Last year, the company partnered with Dazed Studio to publish five stories about real-life relationships on content platform Substack and then printed the stories together in a limited-edition, hardcover book. The No Ordinary Love literary series was distributed to book clubs in New York and London, in keeping with the theme of the dating app’s No Ordinary Love campaign.
The campaign was extended through collaborations with content creators in TikTok’s BookTok community and through out-of-home ad campaigns.
The book publishing strategy broke through the crowded dating app category, according to business intelligence platform WARC, which said it generated “a measurable increase in brand consideration among the site’s target audiences.” The campaign capitalized on consumer interest both in storytelling and in physical books.
In fact, in a recent presentation for the American Booksellers Association, research from Circana highlighted books as one of the few discretionary general merchandise purchases to show positive sales in 2025.
“As consumers increasingly retreat from digital overload and prioritize meaningful analog experiences, books are uniquely positioned to capture both spending and attention across age groups in 2026 and beyond,” the Circana report concluded.
[Read more: How Businesses From The RealReal to Hinge are Leveraging Substack to Boost Brand Engagement and Growth]
Consumer interest in analog communications isn’t just a passing trend, according to ... consulting firm Tunheim: “It’s a coping mechanism for mental overload, a rebellion against algorithmic manipulation, and a reassertion of agency over attention."
CellarTracker forgoes AI bells and whistles for some users
Offering analog experiences doesn’t always mean abandoning digital tools completely, however. For some consumers, keeping things simple and familiar may be enough.
For example, CellarTracker, a digital platform for wine collectors to keep track of their stock, is straddling the line between leveraging the newfangled capabilities of AI and preserving the basic utility that attracted users in the first place.
While the company is ramping up its investment in AI to create new tools for all wine drinkers, from the occasional imbiber to the serious collector, it has set aside a legacy version of its app for those longtime users who don’t want any of the AI-driven extras. The earlier version of the app, called CT Legacy, retains the original features favored by older, very serious wine collectors favor as a tool to track their collections.

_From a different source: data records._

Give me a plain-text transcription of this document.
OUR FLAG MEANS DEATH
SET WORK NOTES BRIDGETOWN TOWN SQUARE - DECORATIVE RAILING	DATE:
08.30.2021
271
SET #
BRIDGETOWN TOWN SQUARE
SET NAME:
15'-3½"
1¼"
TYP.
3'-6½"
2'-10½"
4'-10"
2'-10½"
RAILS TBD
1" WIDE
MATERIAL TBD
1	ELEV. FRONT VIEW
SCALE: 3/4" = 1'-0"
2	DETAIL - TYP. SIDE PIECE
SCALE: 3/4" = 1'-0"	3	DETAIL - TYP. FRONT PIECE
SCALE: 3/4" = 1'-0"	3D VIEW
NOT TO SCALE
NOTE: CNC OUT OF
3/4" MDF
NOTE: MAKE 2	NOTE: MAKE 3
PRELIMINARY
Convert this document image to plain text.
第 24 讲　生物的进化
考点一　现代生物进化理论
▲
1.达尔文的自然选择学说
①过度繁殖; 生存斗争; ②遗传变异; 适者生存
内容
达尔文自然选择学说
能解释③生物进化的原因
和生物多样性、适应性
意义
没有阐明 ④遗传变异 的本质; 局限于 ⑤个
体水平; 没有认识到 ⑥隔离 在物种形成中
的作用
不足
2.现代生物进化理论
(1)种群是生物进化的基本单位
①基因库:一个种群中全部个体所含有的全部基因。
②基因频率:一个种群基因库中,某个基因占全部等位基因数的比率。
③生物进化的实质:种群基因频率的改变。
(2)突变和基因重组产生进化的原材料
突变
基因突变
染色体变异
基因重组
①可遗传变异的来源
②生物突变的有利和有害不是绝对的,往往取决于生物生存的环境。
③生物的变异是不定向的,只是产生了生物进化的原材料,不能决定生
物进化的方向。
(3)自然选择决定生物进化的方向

The AI-driven features include the ability to chat with the app about wines and food pairings. The app will automatically generate summaries of the comments that users have made about specific wines.
“We’re at the point where 70% of people are using the new app, but we’ve had to win them over because they’re so used to the way the old app works, and they really like it,” said Eric LeVine, Founder, Chairman, and CEO of CellarTracker.
“Historically it was a productivity tool for real wine geeks, wine collectors,” he said. “But we recognize we’re at a point now—and the technologies are at a point—where we can be for anyone who is interested in or curious about wine.”